Vivarte met aussi en vente San Marina, Minelli et Cosmoparis

Depuis près d’un an, c’était autour d’un solide socle de cinq enseignes réunissant La Halle, Caroll, San Marina, Minelli et Cosmoparis que communiquait le groupe Vivarte en évoquant son avenir, après les cessions successives d’André, Naf Naf, Besson et tout récemment Chevignon. Et le groupe d’habillement mené par Patrick Puy martelait qu’il s’y tiendrait. Or, il a officiellement annoncé ce lundi la mise en vente des trois chaînes de souliers aux représentants des salariés des marques concernées, a appris FashionNetwork.com.


Intérieur de la boutique Minelli de l'avenue Victor-Hugo (Paris XVIe) - Minelli

Ce n’est pas une surprise, estime un responsable syndical de San Marina. Comptant plus de 200 points de vente, l’enseigne de chaussures née près de Marseille en 1981 et acquise par Vivarte en 2001 avait déjà mis en vente son siège d’Aubagne au cours de l’année dans une logique d’optimisation financière. Et recruté en octobre un nouveau PDG en la personne de Laurent Portella, qui devra donc assurer cette transition de propriétaire. Emanation de San Marina, Cosmoparis est quant à elle née il y a 30 ans puis devenue autonome en 2008. Une marque plus pointue côté style qui totalise une quinzaine de boutiques à l’enseigne et des points de vente en grand magasin.

Minelli s’impose aussi comme une chaîne importante du paysage français avec 220 adresses. Fondée en 1973, elle a revendiqué l’an dernier un nouveau territoire de marque plus féministe et propose des chaussures aux prix plus élevés (autour de 100 euros la paire).

Officialisant dans la foulée cette mise en vente, le groupe indique dans un communiqué que ce choix intervient « dans un contexte fragile des marchés de l’habillement et de la chaussure, et a pour objectif d’assurer à l’ensemble des enseignes, des marques et emplois associés, les meilleures conditions de croissance et de pérennité en permettant à chacune d’entre elles de bénéficier des investissements qu’elles nécessitent ». Les marques devront être vendues courant 2019 et font l'objet de trois processus distincts.

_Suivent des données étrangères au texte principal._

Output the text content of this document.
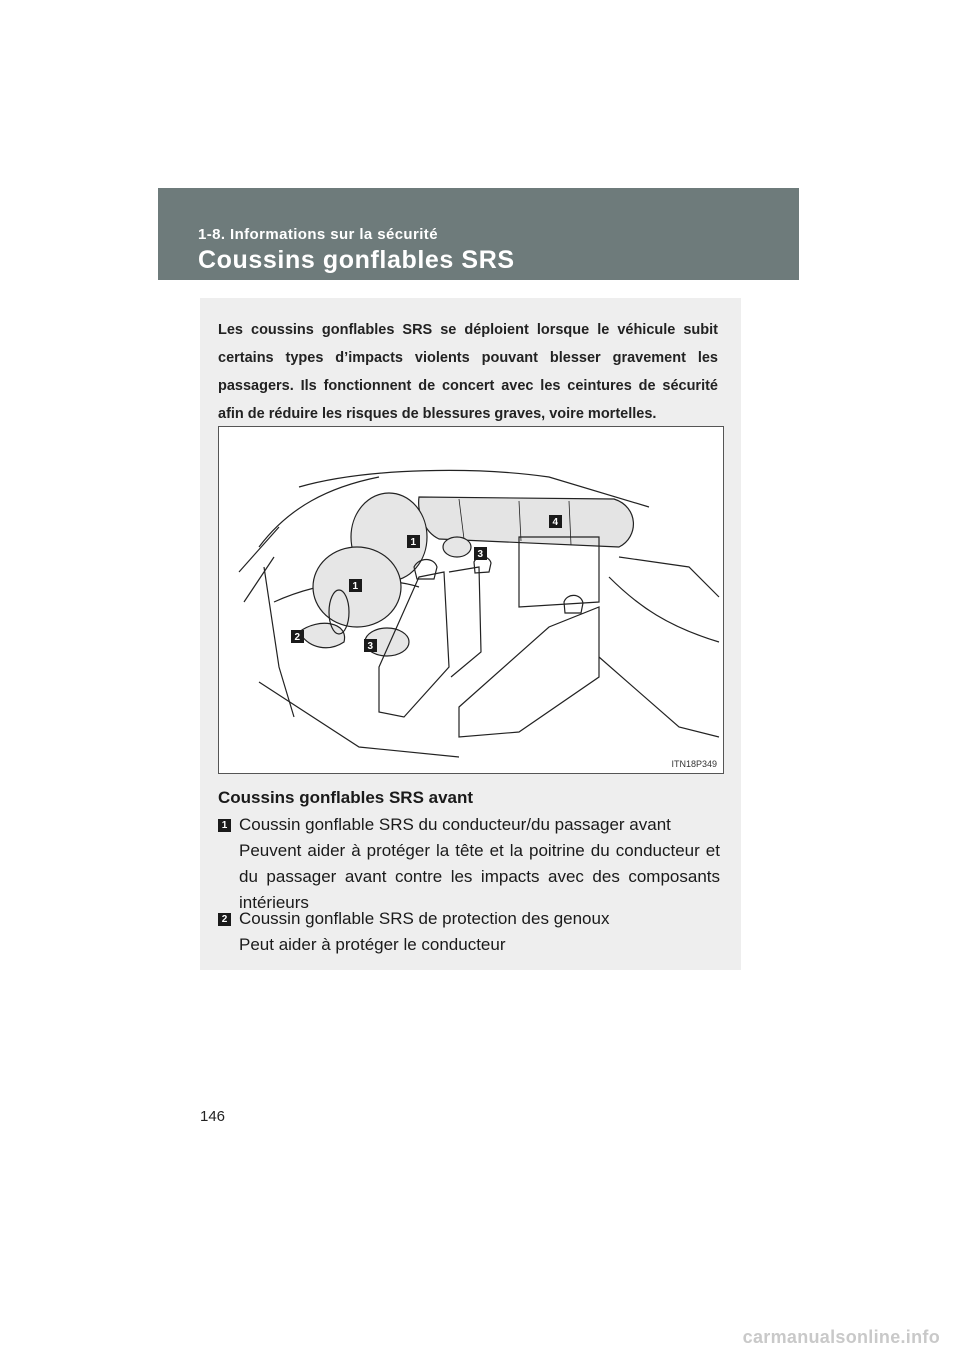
1-8. Informations sur la sécurité
Coussins gonflables SRS
Les coussins gonflables SRS se déploient lorsque le véhicule subit certains types d’impacts violents pouvant blesser gravement les passagers. Ils fonctionnent de concert avec les ceintures de sécurité afin de réduire les risques de blessures graves, voire mortelles.
1
1
2
3
3
4
ITN18P349
Coussins gonflables SRS avant
1 Coussin gonflable SRS du conducteur/du passager avant
Peuvent aider à protéger la tête et la poitrine du conducteur et du passager avant contre les impacts avec des composants intérieurs
2 Coussin gonflable SRS de protection des genoux
Peut aider à protéger le conducteur
146
carmanualsonline.info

Après ces cessions, si des repreneurs se manifestent, le groupe ne s’appuiera donc plus que sur deux actifs. « Vivarte pourra ainsi pleinement accompagner et amplifier la relance déjà engagée de ses deux enseignes principales, La Halle et Caroll », commente Patrick Puy. Mais pour elles aussi, rien ne semblerait acté : elles pourraient d'ici l'an prochain - et l'échéance de remboursement de la dette -, changer de main à leur tour et signer le démantèlement effectif de cet ancien fleuron français de l’équipement de la personne. Un comité de groupe est d'ailleurs prévu ce 6 novembre. Il pourrait bien dessiner plus nettement le crépuscule de Vivarte.